The chief argument in favour of this is “recursive self improvement”, but intelligence is not a magic spell that you can just dial up to infinity. There are limits in the forms of empirical knowledge, real-world resources and computational complexity. Certainly current day AI trends seems to be limited by scaling laws that would be impractical a pretty fucking long way from god-like intelligence.
Semantic quibble: I think most people, myself included, simply define ASI as either encompassing those capabilities or being sufficient at recursive self-improvement such it will possess those capabilities in short order.

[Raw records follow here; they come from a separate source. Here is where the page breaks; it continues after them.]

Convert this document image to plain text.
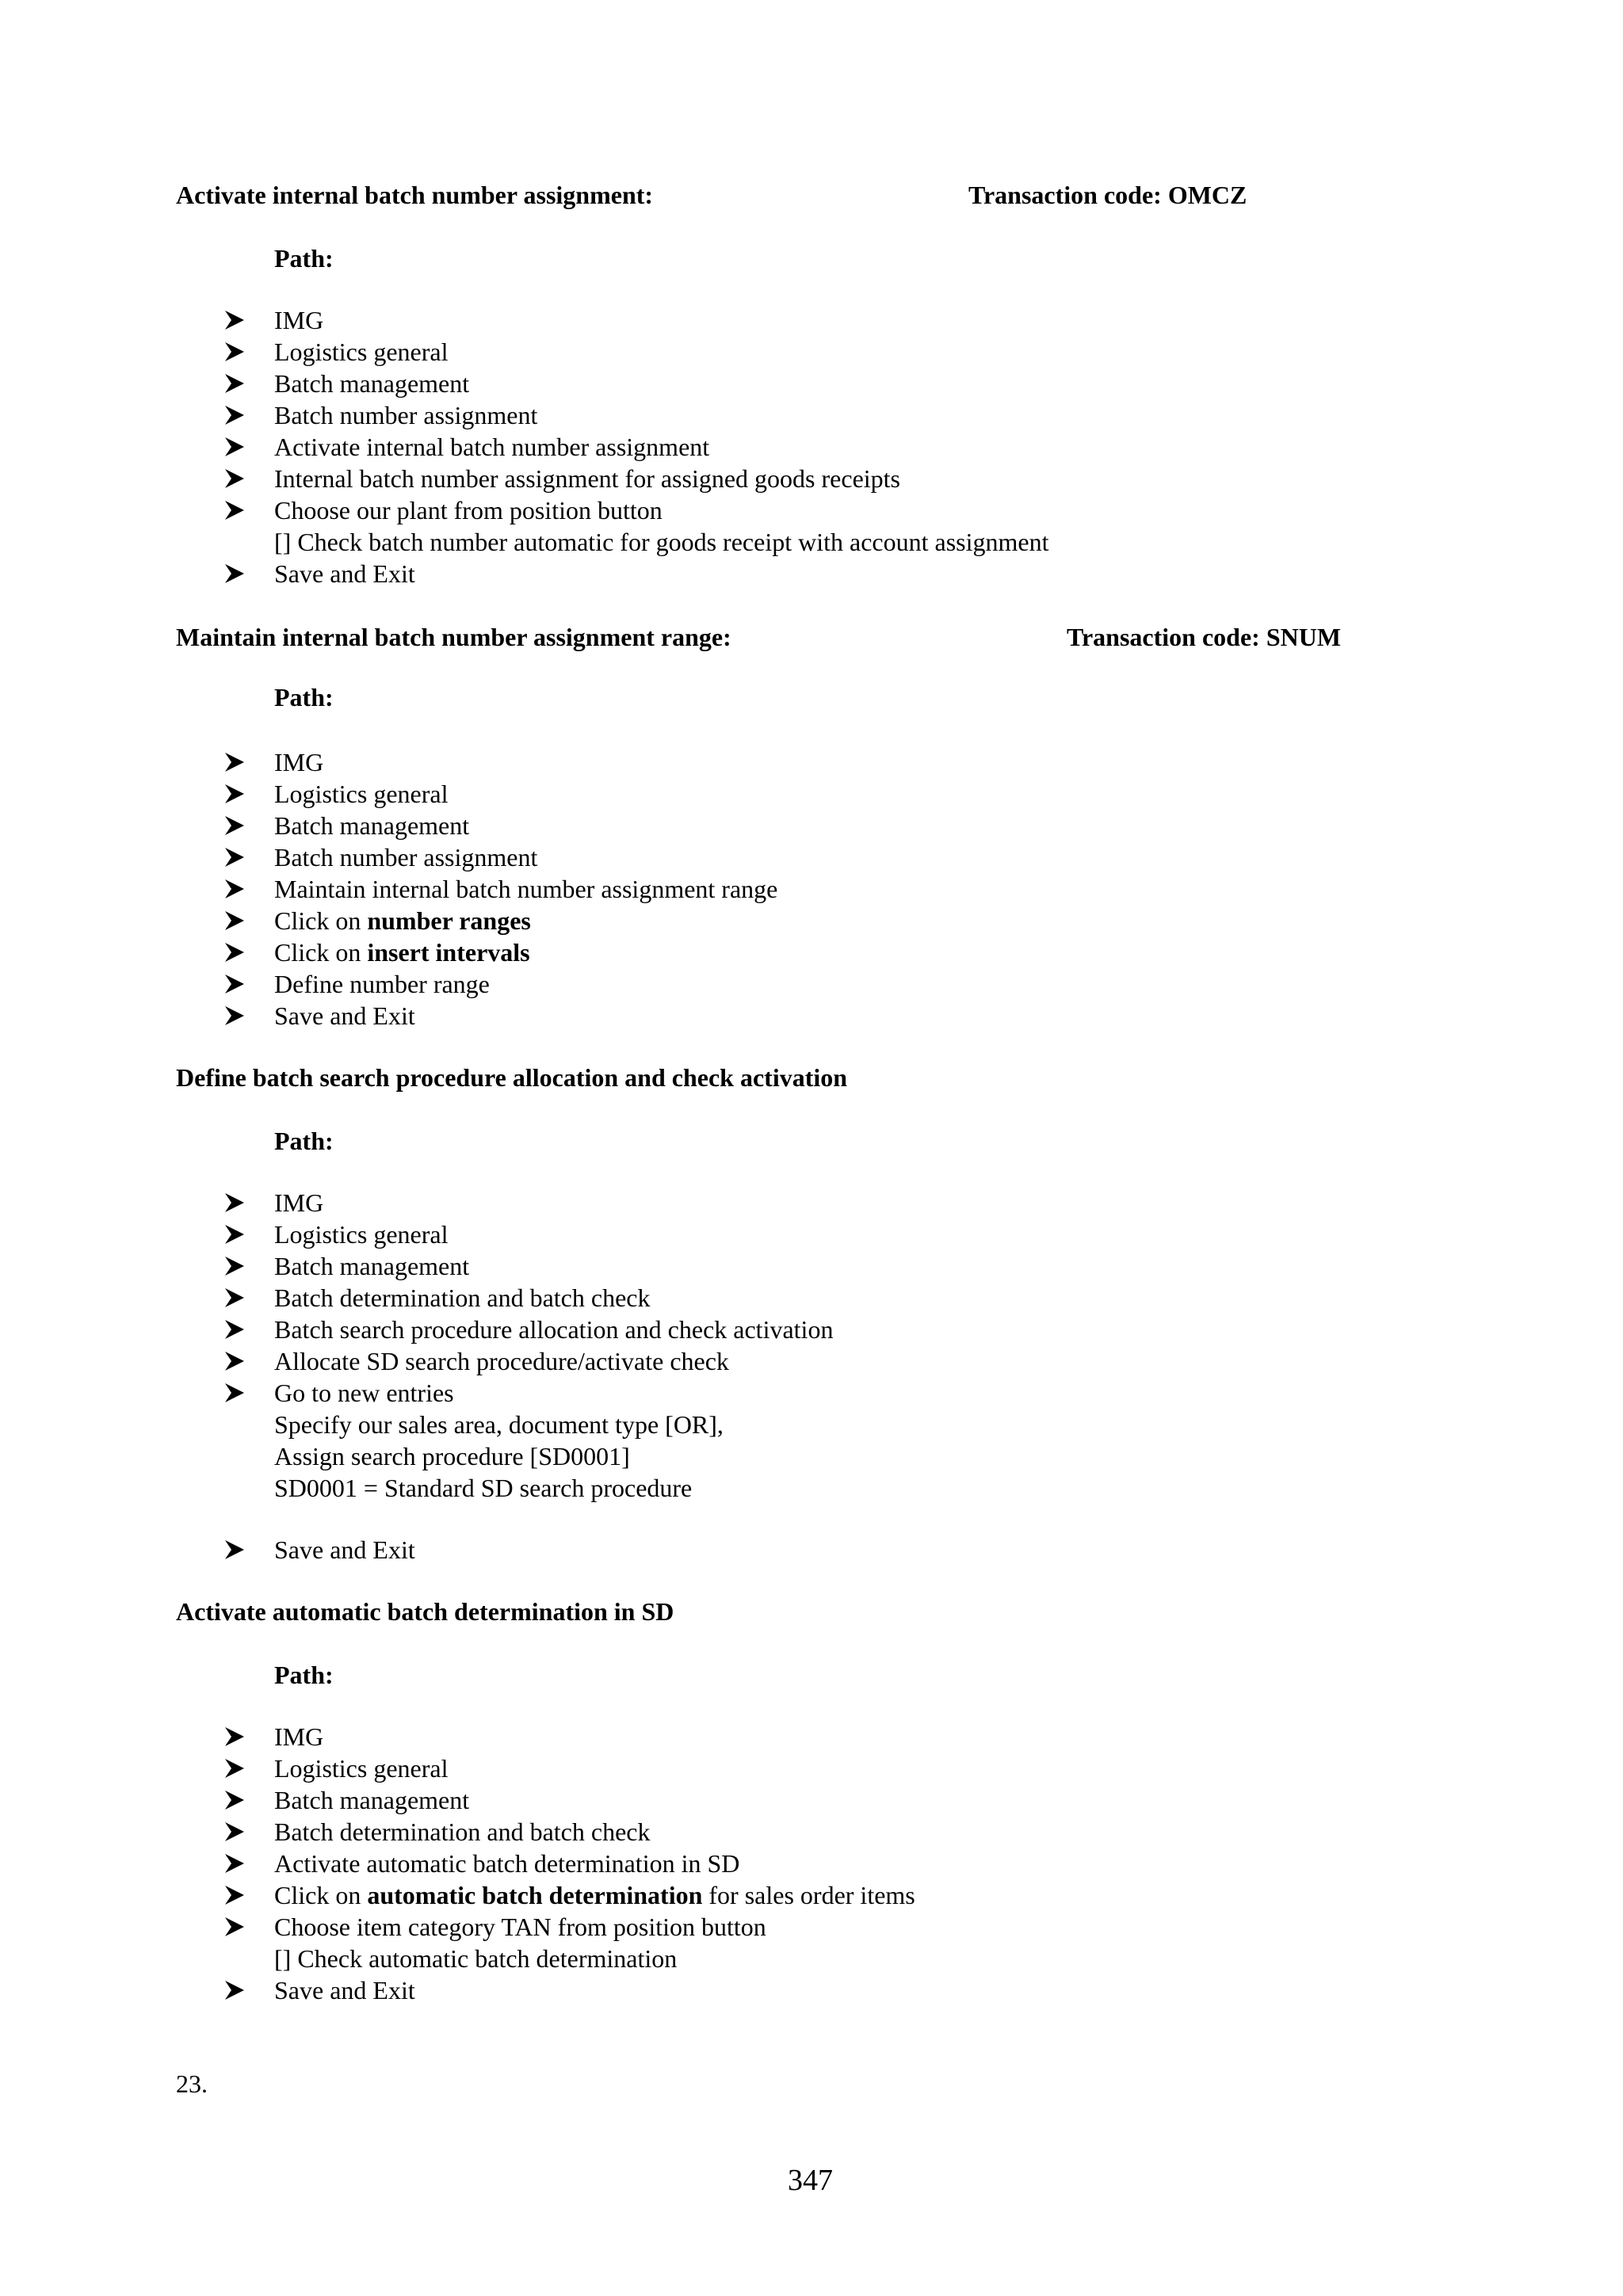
Activate internal batch number assignment:	Transaction code: OMCZ
Path:
IMG
Logistics general
Batch management
Batch number assignment
Activate internal batch number assignment
Internal batch number assignment for assigned goods receipts
Choose our plant from position button
[] Check batch number automatic for goods receipt with account assignment
Save and Exit
Maintain internal batch number assignment range:	Transaction code: SNUM
Path:
IMG
Logistics general
Batch management
Batch number assignment
Maintain internal batch number assignment range
Click on number ranges
Click on insert intervals
Define number range
Save and Exit
Define batch search procedure allocation and check activation
Path:
IMG
Logistics general
Batch management
Batch determination and batch check
Batch search procedure allocation and check activation
Allocate SD search procedure/activate check
Go to new entries
Specify our sales area, document type [OR],
Assign search procedure [SD0001]
SD0001 = Standard SD search procedure
Save and Exit
Activate automatic batch determination in SD
Path:
IMG
Logistics general
Batch management
Batch determination and batch check
Activate automatic batch determination in SD
Click on automatic batch determination for sales order items
Choose item category TAN from position button
[] Check automatic batch determination
Save and Exit
23.
347
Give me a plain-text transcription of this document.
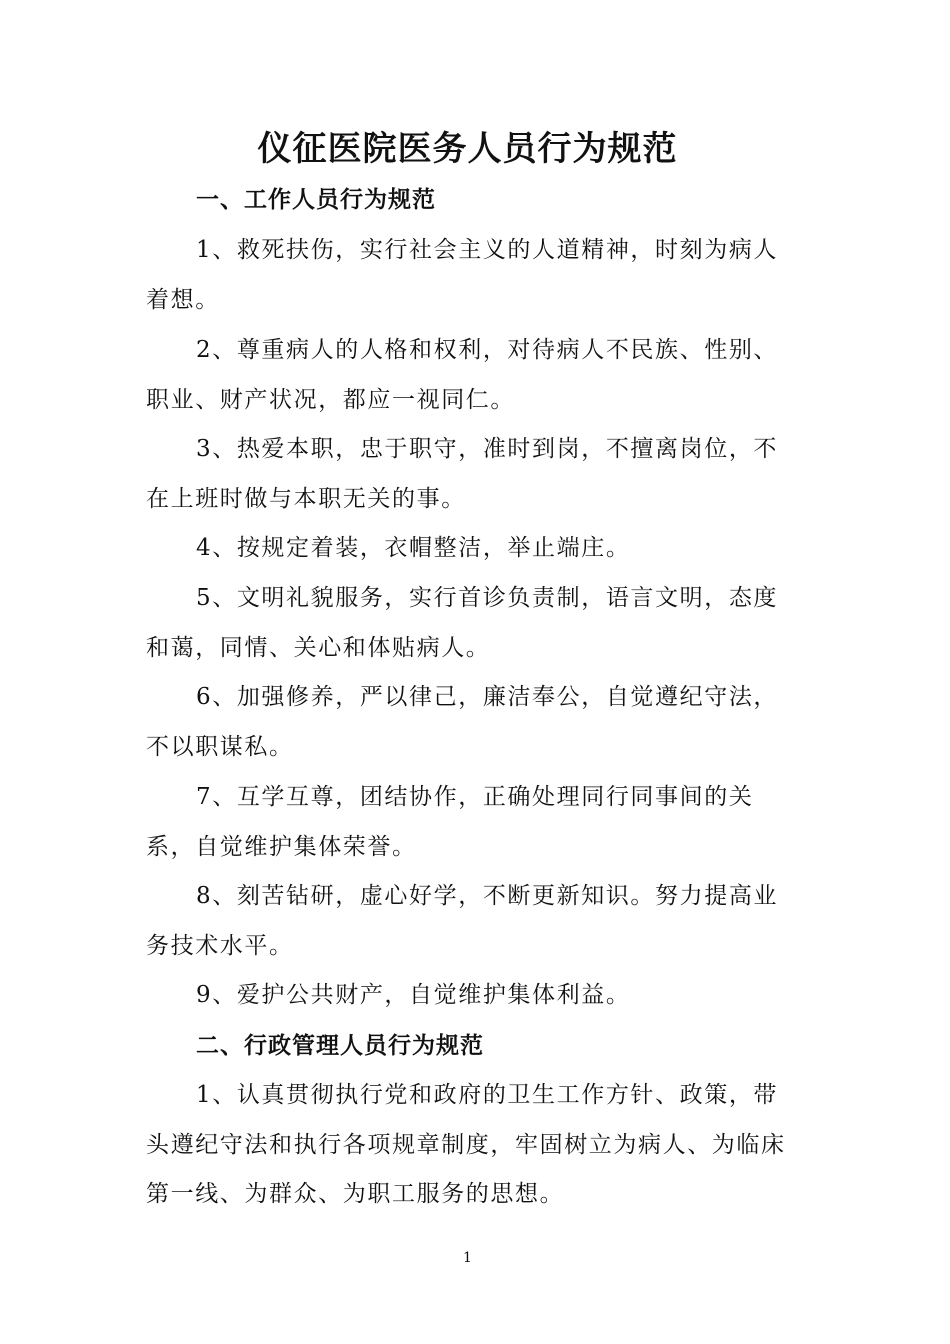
仪征医院医务人员行为规范
一、工作人员行为规范

1、救死扶伤，实行社会主义的人道精神，时刻为病人着想。

2、尊重病人的人格和权利，对待病人不民族、性别、职业、财产状况，都应一视同仁。

3、热爱本职，忠于职守，准时到岗，不擅离岗位，不在上班时做与本职无关的事。

4、按规定着装，衣帽整洁，举止端庄。

5、文明礼貌服务，实行首诊负责制，语言文明，态度和蔼，同情、关心和体贴病人。

6、加强修养，严以律己，廉洁奉公，自觉遵纪守法，不以职谋私。

7、互学互尊，团结协作，正确处理同行同事间的关系，自觉维护集体荣誉。

8、刻苦钻研，虚心好学，不断更新知识。努力提高业务技术水平。

9、爱护公共财产，自觉维护集体利益。

二、行政管理人员行为规范

1、认真贯彻执行党和政府的卫生工作方针、政策，带头遵纪守法和执行各项规章制度，牢固树立为病人、为临床第一线、为群众、为职工服务的思想。

1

If your point is primarily that the existing AI paradigm is inadequate, I would tend to agree. There’s also a distinct question of what an intelligence explosion looks like; it may well be that tedious real-world experimentation is necessary for these sorts of biomedical advances, which takes time. That too is a compelling possibility; but I would expect it in a decade at most and certainly quicker than human R&D can advance.
Dylan, this seems to overlook my two central points: that no matter how smart an ASI is, or how much compute it can do, its ability to model human biochemistry and physiology is going to be limited by the biomedical data it can access, and by the slow speed of feedback about whether any given interventions (e.g. to promote longevity) are actually working, with minimal tradeoffs and side-effects. It can’t solve a problem that it can’t model accurately.
An ASI solving very hard empirical problems (e.g. ‘curing aging’) has to have the training data needed to solve the problem. At the moment, we probably have only 0.01% of the data that we’d need. And gathering that data would require informed consent from millions of people. And I don’t imagine you’d be happy to give an ASI full autonomous power to gather such biomedical data, at scale, however it wants… that leads straight to a body horror dystopia.
I do tend to favor longer AGI/TAI timelines than many for roughly these reasons. But I don’t think you are exactly right about the AI data access trend. For one, whether or not me or Americans at large are “happy to give an ASI full autonomous power to gather such biomedical data”, China will be.
I tentatively I expect capabilities with real-world economic importance to come to some extent in the US as well, even if the most radical and transformative stuff requires further integration into the physical world for modeling. And at that point there may simply be a iterative process of greater and greater integration, as public perception improves and dependence increases. The complication here is moral backlash of some sort, which I note you’ve written about before. I agree that this is plausible, I simply wouldn’t call it probable. Things look more bi-modal to me; most likely we get the outcome I’ve described above (mild harms could still be disregarded by China), or we get a longer slow down before curing aging.